Around 10 a.m., the Radnor Police Department arrived on campus with a bomb squad and began their investigation of the campus. The gym was cleared at 11:39 a.m. and the inspection continued with local law enforcement K-9 units until the campus was cleared at 2:35 p.m.
“I would say staying on campus felt unsafe at first because watching the campus go from being filled with life to basically a ghost town is what made everything feel real,” Eastern freshman Kai Irons said. “While I was waiting in the gym I just talked to some of my friends and played basketball. Even after we were told we could go back in the buildings some students were hesitant to go to their rooms.”
“My friend drove a group of friends and me to the King of Prussia mall,” Eastern freshman Maggie Bauer said. “We headed over in a state of confusion and almost panic. Once we were there we walked around aimlessly for about two hours, and in that time, we saw many many Eastern people there with the same idea.”

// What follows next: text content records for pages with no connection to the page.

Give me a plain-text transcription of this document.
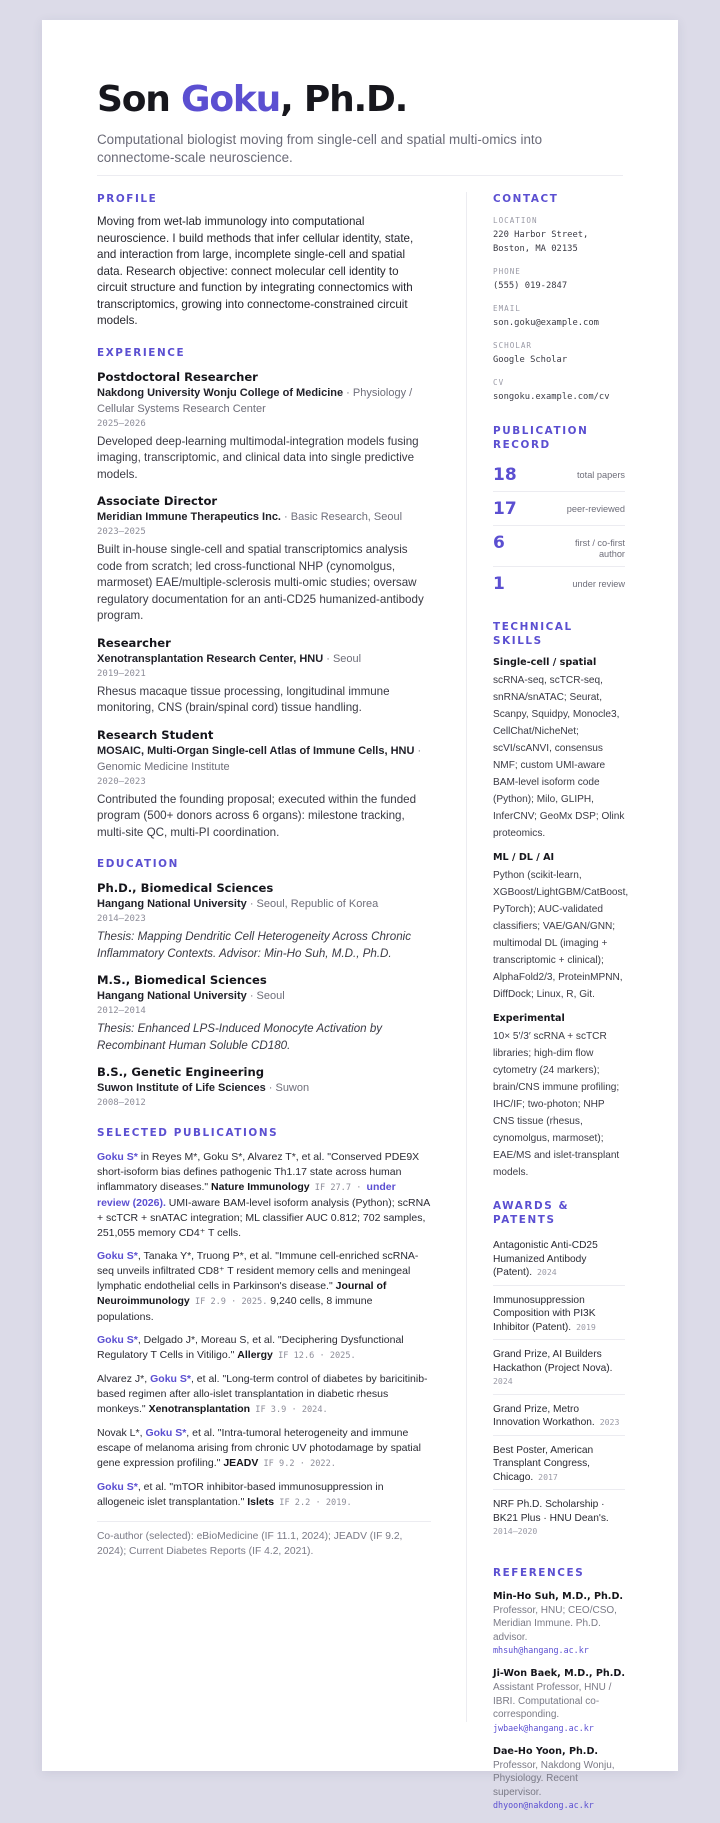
Son Goku, Ph.D.
Computational biologist moving from single-cell and spatial multi-omics into connectome-scale neuroscience.
PROFILE
Moving from wet-lab immunology into computational neuroscience. I build methods that infer cellular identity, state, and interaction from large, incomplete single-cell and spatial data. Research objective: connect molecular cell identity to circuit structure and function by integrating connectomics with transcriptomics, growing into connectome-constrained circuit models.
EXPERIENCE
Postdoctoral Researcher
Nakdong University Wonju College of Medicine · Physiology / Cellular Systems Research Center
2025–2026
Developed deep-learning multimodal-integration models fusing imaging, transcriptomic, and clinical data into single predictive models.
Associate Director
Meridian Immune Therapeutics Inc. · Basic Research, Seoul
2023–2025
Built in-house single-cell and spatial transcriptomics analysis code from scratch; led cross-functional NHP (cynomolgus, marmoset) EAE/multiple-sclerosis multi-omic studies; oversaw regulatory documentation for an anti-CD25 humanized-antibody program.
Researcher
Xenotransplantation Research Center, HNU · Seoul
2019–2021
Rhesus macaque tissue processing, longitudinal immune monitoring, CNS (brain/spinal cord) tissue handling.
Research Student
MOSAIC, Multi-Organ Single-cell Atlas of Immune Cells, HNU · Genomic Medicine Institute
2020–2023
Contributed the founding proposal; executed within the funded program (500+ donors across 6 organs): milestone tracking, multi-site QC, multi-PI coordination.
EDUCATION
Ph.D., Biomedical Sciences
Hangang National University · Seoul, Republic of Korea
2014–2023
Thesis: Mapping Dendritic Cell Heterogeneity Across Chronic Inflammatory Contexts. Advisor: Min-Ho Suh, M.D., Ph.D.
M.S., Biomedical Sciences
Hangang National University · Seoul
2012–2014
Thesis: Enhanced LPS-Induced Monocyte Activation by Recombinant Human Soluble CD180.
B.S., Genetic Engineering
Suwon Institute of Life Sciences · Suwon
2008–2012
SELECTED PUBLICATIONS
Goku S* in Reyes M*, Goku S*, Alvarez T*, et al. "Conserved PDE9X short-isoform bias defines pathogenic Th1.17 state across human inflammatory diseases." Nature Immunology IF 27.7 · under review (2026). UMI-aware BAM-level isoform analysis (Python); scRNA + scTCR + snATAC integration; ML classifier AUC 0.812; 702 samples, 251,055 memory CD4⁺ T cells.
Goku S*, Tanaka Y*, Truong P*, et al. "Immune cell-enriched scRNA-seq unveils infiltrated CD8⁺ T resident memory cells and meningeal lymphatic endothelial cells in Parkinson's disease." Journal of Neuroimmunology IF 2.9 · 2025. 9,240 cells, 8 immune populations.
Goku S*, Delgado J*, Moreau S, et al. "Deciphering Dysfunctional Regulatory T Cells in Vitiligo." Allergy IF 12.6 · 2025.
Alvarez J*, Goku S*, et al. "Long-term control of diabetes by baricitinib-based regimen after allo-islet transplantation in diabetic rhesus monkeys." Xenotransplantation IF 3.9 · 2024.
Novak L*, Goku S*, et al. "Intra-tumoral heterogeneity and immune escape of melanoma arising from chronic UV photodamage by spatial gene expression profiling." JEADV IF 9.2 · 2022.
Goku S*, et al. "mTOR inhibitor-based immunosuppression in allogeneic islet transplantation." Islets IF 2.2 · 2019.
Co-author (selected): eBioMedicine (IF 11.1, 2024); JEADV (IF 9.2, 2024); Current Diabetes Reports (IF 4.2, 2021).
CONTACT
LOCATION
220 Harbor Street, Boston, MA 02135
PHONE
(555) 019-2847
EMAIL
son.goku@example.com
SCHOLAR
Google Scholar
CV
songoku.example.com/cv
PUBLICATION RECORD
18	total papers
17	peer-reviewed
6	first / co-first author
1	under review
TECHNICAL SKILLS
Single-cell / spatial
scRNA-seq, scTCR-seq, snRNA/snATAC; Seurat, Scanpy, Squidpy, Monocle3, CellChat/NicheNet; scVI/scANVI, consensus NMF; custom UMI-aware BAM-level isoform code (Python); Milo, GLIPH, InferCNV; GeoMx DSP; Olink proteomics.
ML / DL / AI
Python (scikit-learn, XGBoost/LightGBM/CatBoost, PyTorch); AUC-validated classifiers; VAE/GAN/GNN; multimodal DL (imaging + transcriptomic + clinical); AlphaFold2/3, ProteinMPNN, DiffDock; Linux, R, Git.
Experimental
10× 5′/3′ scRNA + scTCR libraries; high-dim flow cytometry (24 markers); brain/CNS immune profiling; IHC/IF; two-photon; NHP CNS tissue (rhesus, cynomolgus, marmoset); EAE/MS and islet-transplant models.
AWARDS & PATENTS
Antagonistic Anti-CD25 Humanized Antibody (Patent). 2024
Immunosuppression Composition with PI3K Inhibitor (Patent). 2019
Grand Prize, AI Builders Hackathon (Project Nova). 2024
Grand Prize, Metro Innovation Workathon. 2023
Best Poster, American Transplant Congress, Chicago. 2017
NRF Ph.D. Scholarship · BK21 Plus · HNU Dean's. 2014–2020
REFERENCES
Min-Ho Suh, M.D., Ph.D.
Professor, HNU; CEO/CSO, Meridian Immune. Ph.D. advisor.
mhsuh@hangang.ac.kr
Ji-Won Baek, M.D., Ph.D.
Assistant Professor, HNU / IBRI. Computational co-corresponding.
jwbaek@hangang.ac.kr
Dae-Ho Yoon, Ph.D.
Professor, Nakdong Wonju, Physiology. Recent supervisor.
dhyoon@nakdong.ac.kr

The next day, students were told that the threat had been traced back to a large email provider in Russia. McCloy shared that this isn’t the first time someone has impersonated an Eastern University community member and sent out a scam email.
“There was nothing obvious indicating why the message was sent,” McCloy said. “The message claimed that it was in support of the Islamic state, but they also lied about their identity and about the existence of explosives on campus, so I don’t see any reason to suddenly trust the sender about their motives.”
“Unfortunately, these scams are common,” he continued. “Most of the time, it is a scam with the goal of making money. When IT finds out about these scams, we block the email address that it comes from, but it is easy to make a new address and try again. The good thing about the Eastern Community is that most people have learned to recognize these impersonation scams.”
In the midst of the panic that occurred, though, the strength of Eastern’s community really shone through. Friends offered cars and homes to get everyone off campus. Professors reached out sharing their concerns and some even opened their homes. People took to Instagram to alert their fellow students, and even the beloved “eastern memez” page posted alerts and updates on their story.
“I love our community,” said Eastern freshman Hannah Trautner. “Everyone is so welcoming and loving. I remember freaking out when I first found out and my friend was so comforting. Before we had to evacuate, I was running to my room and spilled my coffee everywhere in the doorway. My hallmate literally stopped what she was doing to get out and helped me clean up because I was just so overwhelmed.”
“Senior leadership met on the day after this event to assess our response to the threat,” Dr. Sparks said. “While we noted some minor points for improvement, our overall assessment was that EVERYONE responded with prudence and a cooperative spirit. Student responses to this crisis were mature, patient and thoughtful. Honestly, I’m very proud of everyone.”
While the situation wasn’t ideal, the university came together to provide a quick response and support system for everyone on campus. As an important reminder, if you haven’t signed up for e2campus text alerts, you can do so by visiting the Public Safety tab on Eastern’s website to stay up to date on all campus closures and emergency alerts.
“Our students have faced many negative experiences and much disheartening news over the last number of years,” Dr. Sparks closed with. “It breaks my heart, honestly. While Eastern can’t make it all go away, please know that we understand and empathize with these painful experiences. We’re doing what we can to improve support for students and to develop programs to help develop resilience in the face of these and other genuine challenges.”